1 Feb. 2008

La vita senza istruzioni

Uno strano e interessante articolo sull’uso creativo e divergente di cose (e idee) da parte dei non addetti ai lavori. Spesso, per non dire sempre, gli usi reali sono molto diversi dagli usi progettati. L’articolo non ha uno scopo preciso, se non quello di invitarci a qualche morbida riflessione, o alla formulazione di un qualche abbozzo di domanda. Che in effetti mi viene.

Se guardo la mia vita, la tua vita, (e la guardo ogni giorno più faticosamente).
Nessuno ci ha spiegato come dovevamo vivere, il progettista ha lasciato istruzioni vaghe ed enigmatiche. E noi abbiamo provato ad interpretare, ci siamo arrabattati, abbiamo chiesto consigli, abbiamo riflettuto e ci siamo ingegnati a dare un senso a questa cosa che avevamo davanti. Ma più ci coinvolgevamo più capivamo che era una battaglia persa.

E questa indeterminatezza ci ha spaventato, in questo camminare nell’ombra ci siamo feriti. Ma alla fine sarà questo ciò che ricorderemo: le cose che abbiamo dovuto affrontare come enigmi, come strani e bitorzoluti eventi senza eleganza. Eventi.

Le cose di cui facciamo esperienza sono le cose che ancora non capiamo e forse la funzione del ricordo, il suo scopo più alto, è quello di permetterci di ricostruire, a posteriori, un senso, di dare un colore alle ambigue mezzetinte del quotidiano. Narrazioni, storie con cui ci curiamo, in cui ci culliamo. E che non bastano mai.
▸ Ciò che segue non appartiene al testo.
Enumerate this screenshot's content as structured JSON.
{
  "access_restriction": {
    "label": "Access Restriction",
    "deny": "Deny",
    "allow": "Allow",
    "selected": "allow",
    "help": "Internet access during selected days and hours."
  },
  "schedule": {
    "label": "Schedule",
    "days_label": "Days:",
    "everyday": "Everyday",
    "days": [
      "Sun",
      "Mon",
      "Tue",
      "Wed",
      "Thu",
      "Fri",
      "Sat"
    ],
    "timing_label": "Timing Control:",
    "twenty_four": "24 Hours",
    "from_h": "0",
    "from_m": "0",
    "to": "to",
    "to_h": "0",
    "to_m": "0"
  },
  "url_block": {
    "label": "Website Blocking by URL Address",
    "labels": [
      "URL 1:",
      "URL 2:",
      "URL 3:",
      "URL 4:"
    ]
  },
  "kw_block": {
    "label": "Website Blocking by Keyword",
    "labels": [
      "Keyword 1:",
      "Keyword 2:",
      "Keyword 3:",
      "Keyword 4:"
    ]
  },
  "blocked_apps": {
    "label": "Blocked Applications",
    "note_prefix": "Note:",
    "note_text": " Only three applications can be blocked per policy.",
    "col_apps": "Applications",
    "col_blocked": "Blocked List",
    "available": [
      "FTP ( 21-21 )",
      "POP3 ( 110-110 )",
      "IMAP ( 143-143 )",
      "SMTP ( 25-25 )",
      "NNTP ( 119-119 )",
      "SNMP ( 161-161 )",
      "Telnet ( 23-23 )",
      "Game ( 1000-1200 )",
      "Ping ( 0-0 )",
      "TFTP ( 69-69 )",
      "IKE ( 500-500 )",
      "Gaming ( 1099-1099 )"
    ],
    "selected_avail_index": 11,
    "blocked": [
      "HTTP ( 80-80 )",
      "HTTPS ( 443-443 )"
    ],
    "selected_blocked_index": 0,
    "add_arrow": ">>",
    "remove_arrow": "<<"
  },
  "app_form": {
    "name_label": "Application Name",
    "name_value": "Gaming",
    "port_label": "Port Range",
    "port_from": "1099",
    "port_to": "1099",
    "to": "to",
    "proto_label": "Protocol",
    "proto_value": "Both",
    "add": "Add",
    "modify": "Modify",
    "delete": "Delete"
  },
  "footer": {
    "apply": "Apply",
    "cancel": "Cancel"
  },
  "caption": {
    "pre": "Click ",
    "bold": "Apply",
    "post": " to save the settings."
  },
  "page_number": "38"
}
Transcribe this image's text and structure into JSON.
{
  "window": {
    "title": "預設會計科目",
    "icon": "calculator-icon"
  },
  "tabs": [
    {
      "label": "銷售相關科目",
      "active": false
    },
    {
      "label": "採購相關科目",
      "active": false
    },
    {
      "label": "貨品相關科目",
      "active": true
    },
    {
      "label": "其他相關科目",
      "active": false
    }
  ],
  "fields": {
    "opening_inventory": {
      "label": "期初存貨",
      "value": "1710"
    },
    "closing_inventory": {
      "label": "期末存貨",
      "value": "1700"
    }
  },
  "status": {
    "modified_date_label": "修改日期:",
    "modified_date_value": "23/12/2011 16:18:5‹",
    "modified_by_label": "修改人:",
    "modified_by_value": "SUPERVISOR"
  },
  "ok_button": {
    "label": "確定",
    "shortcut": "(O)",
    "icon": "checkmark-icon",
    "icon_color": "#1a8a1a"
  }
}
Ma forse il progettista è contento così. In fondo a chi verrebbe voglia di stare in un parco giochi di cui conosce tutti i trucchi? Un vaso è un vaso finché non diventa qualcosa d’altro. Quando ci saremo trasformati in utenti esperti, quando le istruzioni ci saranno finalmente chiare e  sapremo maneggiare questa sostanza senza forma, ecco allora saremo finalmente degli intenditori, ma forse non ci sarà più alcuna “user experience”.

In fondo la saggezza è il confine dell’esperienza e la vera domanda è quanta esperienza possiamo ancora permetterci prima di trasformarci tutti definitivamente in persone sagge.

Spero che niente, alla fine, si realizzi. Perché solo così potrà, forse, realizzarsi tutto.